As matriarch of an unruly brood, Maureen Nolan captures a life of drudgery shot through with working class warmth - not as easy as it sounds, especially with the likes of me (who knows something of that kind of life) to appease. She sings well too, and even does a bit of dancin' when she's in the mood for it. Olivia Sloyan as Linda, the femme fatale of Skelmersdale, is perfectly cast - sexy, but down to earth, seductive, but not suggestive. If the support cast deliver (and they should, as some will have studied Blood Brothers in school, so established has Willy Russell's work become in the canon) the twins at the heart of the story have to convince for the conceit to hold. And they do.

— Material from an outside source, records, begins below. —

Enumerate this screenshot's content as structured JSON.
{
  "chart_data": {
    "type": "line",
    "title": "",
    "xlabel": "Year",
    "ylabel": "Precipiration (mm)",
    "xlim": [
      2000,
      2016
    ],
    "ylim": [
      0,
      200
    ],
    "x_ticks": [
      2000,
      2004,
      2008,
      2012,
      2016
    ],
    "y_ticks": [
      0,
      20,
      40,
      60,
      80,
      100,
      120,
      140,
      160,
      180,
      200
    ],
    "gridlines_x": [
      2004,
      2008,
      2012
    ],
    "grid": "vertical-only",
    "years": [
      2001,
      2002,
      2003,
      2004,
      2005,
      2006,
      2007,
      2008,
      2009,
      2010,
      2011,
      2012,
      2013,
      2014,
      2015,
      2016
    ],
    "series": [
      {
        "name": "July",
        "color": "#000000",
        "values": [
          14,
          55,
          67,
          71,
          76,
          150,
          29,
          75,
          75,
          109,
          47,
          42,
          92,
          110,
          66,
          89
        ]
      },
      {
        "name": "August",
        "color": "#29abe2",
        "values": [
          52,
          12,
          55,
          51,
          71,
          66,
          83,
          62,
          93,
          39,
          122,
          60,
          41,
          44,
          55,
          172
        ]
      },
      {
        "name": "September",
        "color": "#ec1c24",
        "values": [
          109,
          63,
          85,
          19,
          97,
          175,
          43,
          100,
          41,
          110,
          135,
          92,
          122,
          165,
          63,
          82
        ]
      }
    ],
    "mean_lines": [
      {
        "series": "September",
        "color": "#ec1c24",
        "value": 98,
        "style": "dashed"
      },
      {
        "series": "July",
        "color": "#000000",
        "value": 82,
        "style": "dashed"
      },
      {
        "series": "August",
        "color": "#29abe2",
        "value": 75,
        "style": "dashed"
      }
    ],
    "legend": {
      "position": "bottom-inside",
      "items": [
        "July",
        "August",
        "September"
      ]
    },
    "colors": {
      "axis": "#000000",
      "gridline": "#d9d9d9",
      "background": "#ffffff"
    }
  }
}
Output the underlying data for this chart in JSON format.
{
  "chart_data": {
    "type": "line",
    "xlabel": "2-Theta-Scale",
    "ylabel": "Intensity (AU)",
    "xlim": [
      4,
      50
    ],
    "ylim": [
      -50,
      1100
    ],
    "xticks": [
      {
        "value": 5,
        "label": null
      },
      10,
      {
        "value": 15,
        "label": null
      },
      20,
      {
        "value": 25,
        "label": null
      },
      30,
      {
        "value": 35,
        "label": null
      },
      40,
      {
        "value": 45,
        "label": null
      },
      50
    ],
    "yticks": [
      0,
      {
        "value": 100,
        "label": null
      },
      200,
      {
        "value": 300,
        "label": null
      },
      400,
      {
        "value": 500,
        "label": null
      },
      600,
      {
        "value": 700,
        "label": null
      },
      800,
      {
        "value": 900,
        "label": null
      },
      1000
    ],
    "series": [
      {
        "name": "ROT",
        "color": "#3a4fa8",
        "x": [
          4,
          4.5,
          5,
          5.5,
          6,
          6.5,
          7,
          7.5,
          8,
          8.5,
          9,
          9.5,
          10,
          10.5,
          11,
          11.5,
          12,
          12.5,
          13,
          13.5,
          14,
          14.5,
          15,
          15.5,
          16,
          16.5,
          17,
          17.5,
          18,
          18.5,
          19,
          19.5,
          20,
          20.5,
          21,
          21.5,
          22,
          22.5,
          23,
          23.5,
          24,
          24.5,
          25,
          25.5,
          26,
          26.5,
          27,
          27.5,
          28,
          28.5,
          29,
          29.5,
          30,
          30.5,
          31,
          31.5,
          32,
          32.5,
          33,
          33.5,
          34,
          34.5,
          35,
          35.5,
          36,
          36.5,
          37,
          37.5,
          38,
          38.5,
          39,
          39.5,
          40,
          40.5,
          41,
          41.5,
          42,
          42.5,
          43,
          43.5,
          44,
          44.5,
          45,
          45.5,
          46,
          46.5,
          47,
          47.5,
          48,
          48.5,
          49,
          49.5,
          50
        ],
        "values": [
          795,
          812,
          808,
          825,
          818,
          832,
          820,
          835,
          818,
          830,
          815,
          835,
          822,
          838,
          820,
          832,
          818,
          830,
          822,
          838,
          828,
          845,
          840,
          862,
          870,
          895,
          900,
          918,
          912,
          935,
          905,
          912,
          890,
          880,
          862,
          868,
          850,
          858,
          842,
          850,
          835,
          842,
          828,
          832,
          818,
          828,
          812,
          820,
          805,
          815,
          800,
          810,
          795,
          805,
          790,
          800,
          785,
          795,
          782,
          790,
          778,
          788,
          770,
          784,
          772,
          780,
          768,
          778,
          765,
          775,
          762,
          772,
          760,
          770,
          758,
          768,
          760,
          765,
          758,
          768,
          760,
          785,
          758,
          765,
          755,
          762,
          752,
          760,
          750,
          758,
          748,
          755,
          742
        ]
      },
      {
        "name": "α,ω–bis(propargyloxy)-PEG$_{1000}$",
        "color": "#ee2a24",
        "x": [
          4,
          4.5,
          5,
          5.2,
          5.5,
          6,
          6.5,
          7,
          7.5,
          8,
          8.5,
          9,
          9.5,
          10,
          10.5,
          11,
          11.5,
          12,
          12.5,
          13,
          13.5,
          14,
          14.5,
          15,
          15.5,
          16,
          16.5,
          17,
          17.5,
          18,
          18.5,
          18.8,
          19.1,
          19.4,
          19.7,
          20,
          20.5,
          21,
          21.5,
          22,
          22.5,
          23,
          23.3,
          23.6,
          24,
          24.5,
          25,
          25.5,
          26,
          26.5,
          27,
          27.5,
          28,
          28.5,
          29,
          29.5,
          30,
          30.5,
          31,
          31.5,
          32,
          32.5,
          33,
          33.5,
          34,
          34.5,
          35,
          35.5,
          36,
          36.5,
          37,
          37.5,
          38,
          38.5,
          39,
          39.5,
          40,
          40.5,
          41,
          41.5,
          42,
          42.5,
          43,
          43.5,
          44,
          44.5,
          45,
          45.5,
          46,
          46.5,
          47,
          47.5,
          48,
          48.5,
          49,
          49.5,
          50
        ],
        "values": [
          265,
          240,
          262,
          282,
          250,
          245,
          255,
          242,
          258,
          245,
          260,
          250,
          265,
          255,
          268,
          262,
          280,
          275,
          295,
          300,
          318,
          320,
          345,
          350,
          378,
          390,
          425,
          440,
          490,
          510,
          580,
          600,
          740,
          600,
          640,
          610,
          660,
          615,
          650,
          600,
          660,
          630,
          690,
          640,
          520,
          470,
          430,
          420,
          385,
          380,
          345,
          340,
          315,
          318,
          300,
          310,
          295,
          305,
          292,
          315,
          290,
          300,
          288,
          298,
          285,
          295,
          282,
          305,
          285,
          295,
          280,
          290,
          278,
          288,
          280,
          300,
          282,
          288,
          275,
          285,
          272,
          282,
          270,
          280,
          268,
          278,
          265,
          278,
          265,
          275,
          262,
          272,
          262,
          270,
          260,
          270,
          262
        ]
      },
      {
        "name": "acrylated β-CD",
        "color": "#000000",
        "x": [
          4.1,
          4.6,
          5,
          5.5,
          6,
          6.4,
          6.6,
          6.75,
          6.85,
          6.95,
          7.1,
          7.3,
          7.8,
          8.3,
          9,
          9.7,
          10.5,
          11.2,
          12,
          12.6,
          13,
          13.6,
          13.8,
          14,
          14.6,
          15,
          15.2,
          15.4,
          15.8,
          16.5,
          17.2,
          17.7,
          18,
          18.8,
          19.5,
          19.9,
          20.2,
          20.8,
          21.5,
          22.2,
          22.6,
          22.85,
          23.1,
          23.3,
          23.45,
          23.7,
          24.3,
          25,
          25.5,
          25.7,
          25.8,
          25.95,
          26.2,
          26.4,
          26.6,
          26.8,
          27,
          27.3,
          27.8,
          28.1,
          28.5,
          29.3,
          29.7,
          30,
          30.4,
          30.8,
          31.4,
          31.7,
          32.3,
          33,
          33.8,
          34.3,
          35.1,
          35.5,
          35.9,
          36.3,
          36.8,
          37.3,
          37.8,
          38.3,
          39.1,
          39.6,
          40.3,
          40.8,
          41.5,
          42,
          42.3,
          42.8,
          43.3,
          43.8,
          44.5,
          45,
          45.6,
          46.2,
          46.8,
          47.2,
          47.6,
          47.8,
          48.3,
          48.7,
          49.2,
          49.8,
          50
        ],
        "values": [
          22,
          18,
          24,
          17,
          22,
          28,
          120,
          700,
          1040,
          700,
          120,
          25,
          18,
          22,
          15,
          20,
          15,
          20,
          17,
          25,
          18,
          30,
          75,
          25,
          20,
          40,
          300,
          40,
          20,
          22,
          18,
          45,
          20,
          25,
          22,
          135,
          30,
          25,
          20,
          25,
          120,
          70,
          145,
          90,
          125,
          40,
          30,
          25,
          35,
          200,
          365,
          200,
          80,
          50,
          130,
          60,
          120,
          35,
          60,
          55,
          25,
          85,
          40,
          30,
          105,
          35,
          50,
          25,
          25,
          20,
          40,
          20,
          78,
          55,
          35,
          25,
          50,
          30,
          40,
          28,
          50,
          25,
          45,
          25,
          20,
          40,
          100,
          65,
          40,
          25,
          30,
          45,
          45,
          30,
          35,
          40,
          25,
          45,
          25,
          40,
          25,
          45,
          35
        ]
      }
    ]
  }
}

With Narrator Warwick Evans a menacing presence despite the twee rhyming couplets - he knows how it finishes after all - Sean Jones is all energy as the scally Mickey, a good kid whom the cruelties of Liverpool's economy (or non-economy) of the 70s and 80s first mocks and then destroys. Mark Hutchinson's Eddie is a slower burn, but no less powerful for that, a Tim Nice-but-not-really-Dim who tries to do the best thing, as he is torn between nature and nurture, the mother whom he needs and the mother who needs him. Both lads get plenty of ooohs and ahhhs from the teens in the audience - and a few from those well past their teens too.
It's a long show - you won't get much change out of three hours - but the songs are fantastic, much better than I recall from that distant first exposure. Most importantly, we love these lads, even as their destiny rushes up to meet them. Of course it's nonsense - but it's bloody entertaining nonsense, and it delivers value for money, night after night. Chances are that somebody, at some point, has told you to see Blood Brothers - there's a reason why. Pitch up and find out.
Blood Brothers continues at New Wimbledon Theatre until 19 October and is on tour.